As anticipated, companies – from IKEA to Samsung – are taking advantage of the tariffs (which will be phased down over time) and are investing millions in wind farms and solar panel installation.  It’s expected IKEA will generate $684,000 in revenue annually from the solar panels it’s putting on the roofs of just three of its retail outlets in North Etobicoke, Vaughan, and North York, from an investment of $4.6 million.

So why aren’t our public utilities, like Toronto Hydro, getting in on the action?

We have the roof top space.  Toronto has over 565 school buildings, 99 libraries, 350 community housing apartments, at least 70 subway buildings, over 150 recreation centres, and many office buildings.    Not all, but some of these buildings will be ideal for solar panels.

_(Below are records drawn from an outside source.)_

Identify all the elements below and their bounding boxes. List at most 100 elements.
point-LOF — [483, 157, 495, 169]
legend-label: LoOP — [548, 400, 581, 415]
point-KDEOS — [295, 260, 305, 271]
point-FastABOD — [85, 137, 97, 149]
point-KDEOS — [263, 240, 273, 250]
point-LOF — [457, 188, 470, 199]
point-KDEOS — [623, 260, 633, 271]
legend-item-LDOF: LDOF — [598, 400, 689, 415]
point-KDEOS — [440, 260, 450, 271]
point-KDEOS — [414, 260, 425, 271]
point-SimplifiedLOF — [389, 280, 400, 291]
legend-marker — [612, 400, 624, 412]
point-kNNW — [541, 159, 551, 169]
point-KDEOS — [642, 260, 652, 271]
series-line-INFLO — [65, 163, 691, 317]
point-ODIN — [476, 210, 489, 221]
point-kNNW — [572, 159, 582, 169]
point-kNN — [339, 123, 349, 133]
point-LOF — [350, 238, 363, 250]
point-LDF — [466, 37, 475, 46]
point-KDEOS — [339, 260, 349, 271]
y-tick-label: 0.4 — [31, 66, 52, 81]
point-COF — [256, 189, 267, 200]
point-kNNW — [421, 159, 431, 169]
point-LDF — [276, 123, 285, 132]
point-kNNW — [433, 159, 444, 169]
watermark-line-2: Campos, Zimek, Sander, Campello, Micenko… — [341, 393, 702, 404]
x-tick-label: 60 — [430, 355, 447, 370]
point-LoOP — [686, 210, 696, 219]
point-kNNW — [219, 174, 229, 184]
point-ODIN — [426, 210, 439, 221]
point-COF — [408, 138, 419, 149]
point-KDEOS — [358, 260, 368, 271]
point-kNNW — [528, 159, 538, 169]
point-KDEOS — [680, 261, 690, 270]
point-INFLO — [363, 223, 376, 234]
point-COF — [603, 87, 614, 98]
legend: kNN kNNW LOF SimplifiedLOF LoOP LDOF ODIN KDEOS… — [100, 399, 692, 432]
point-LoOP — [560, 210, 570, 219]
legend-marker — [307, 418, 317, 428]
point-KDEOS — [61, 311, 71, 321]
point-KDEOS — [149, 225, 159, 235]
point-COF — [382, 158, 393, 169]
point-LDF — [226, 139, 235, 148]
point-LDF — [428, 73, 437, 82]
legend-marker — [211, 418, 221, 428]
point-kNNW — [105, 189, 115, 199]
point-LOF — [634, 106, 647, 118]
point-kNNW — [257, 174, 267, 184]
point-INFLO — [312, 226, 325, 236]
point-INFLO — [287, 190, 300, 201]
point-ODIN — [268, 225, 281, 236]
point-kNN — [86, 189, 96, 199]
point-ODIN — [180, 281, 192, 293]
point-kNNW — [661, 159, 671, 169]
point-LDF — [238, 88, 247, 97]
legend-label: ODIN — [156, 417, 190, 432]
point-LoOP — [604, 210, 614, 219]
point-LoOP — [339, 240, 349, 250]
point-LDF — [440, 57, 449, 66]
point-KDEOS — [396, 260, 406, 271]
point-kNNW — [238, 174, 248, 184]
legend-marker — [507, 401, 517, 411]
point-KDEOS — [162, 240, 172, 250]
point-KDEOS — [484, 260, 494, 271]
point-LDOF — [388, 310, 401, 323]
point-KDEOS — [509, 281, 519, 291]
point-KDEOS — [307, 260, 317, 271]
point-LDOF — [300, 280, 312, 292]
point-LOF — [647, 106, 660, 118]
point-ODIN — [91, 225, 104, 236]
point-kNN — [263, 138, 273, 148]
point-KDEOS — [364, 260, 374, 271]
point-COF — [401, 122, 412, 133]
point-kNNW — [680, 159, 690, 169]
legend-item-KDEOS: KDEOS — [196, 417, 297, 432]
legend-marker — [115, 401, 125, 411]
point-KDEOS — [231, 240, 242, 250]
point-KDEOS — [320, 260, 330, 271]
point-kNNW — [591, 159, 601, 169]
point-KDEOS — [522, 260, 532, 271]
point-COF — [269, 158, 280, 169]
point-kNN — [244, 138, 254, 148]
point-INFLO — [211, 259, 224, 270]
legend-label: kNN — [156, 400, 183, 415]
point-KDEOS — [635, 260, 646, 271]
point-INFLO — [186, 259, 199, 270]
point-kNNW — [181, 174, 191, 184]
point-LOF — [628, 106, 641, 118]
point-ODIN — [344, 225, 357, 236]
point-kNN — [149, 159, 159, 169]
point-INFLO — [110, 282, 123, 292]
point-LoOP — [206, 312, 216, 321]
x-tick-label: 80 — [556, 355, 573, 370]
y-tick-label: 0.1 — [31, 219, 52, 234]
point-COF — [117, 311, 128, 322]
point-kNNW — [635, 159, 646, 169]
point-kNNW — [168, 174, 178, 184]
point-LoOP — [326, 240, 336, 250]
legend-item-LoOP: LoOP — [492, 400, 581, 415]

We desperately need good local jobs.  Free trade agreements have decimated Ontario’s manufacturing sector, and unemployment in Toronto still hovers at 10%.  Public utilities are more susceptible to public pressure to go above and beyond the requirement in the Green Energy Act to manufacture a percentage of the parts in solar panels and wind turbines in Ontario than foreign utilities.   And then there are the mostly permanent jobs in research and development, management, finance, and administration that go with being headquartered in Toronto – which is the case with Toronto Hydro and Hydro One, but certainly not Samsung or IKEA.

As government agencies, utilities are also required to do their part to tackle the class divide and embrace equitable hiring policies so more people of colour, young people, and newcomers have access to good local jobs.  Indeed, a new report by the Mowat Centre for Policy Innovation reveals that young men (most notably immigrants and people of colour) are the new face of poverty in Canada – and this is the demographic that would also benefit from a renewal in the manufacturing sector.

And finally, we need the revenue.   Foreign companies send the money we pay on energy bills to their shareholders offshore, but public utilities reinvest our money into the public sector, which means more money for health care, schools, and deficit repayments.

Without question we must go green to do our part to tackle climate change.  The McGuinty government, however, must adjust its energy plan so we go green in a fair way that benefits all Ontarians.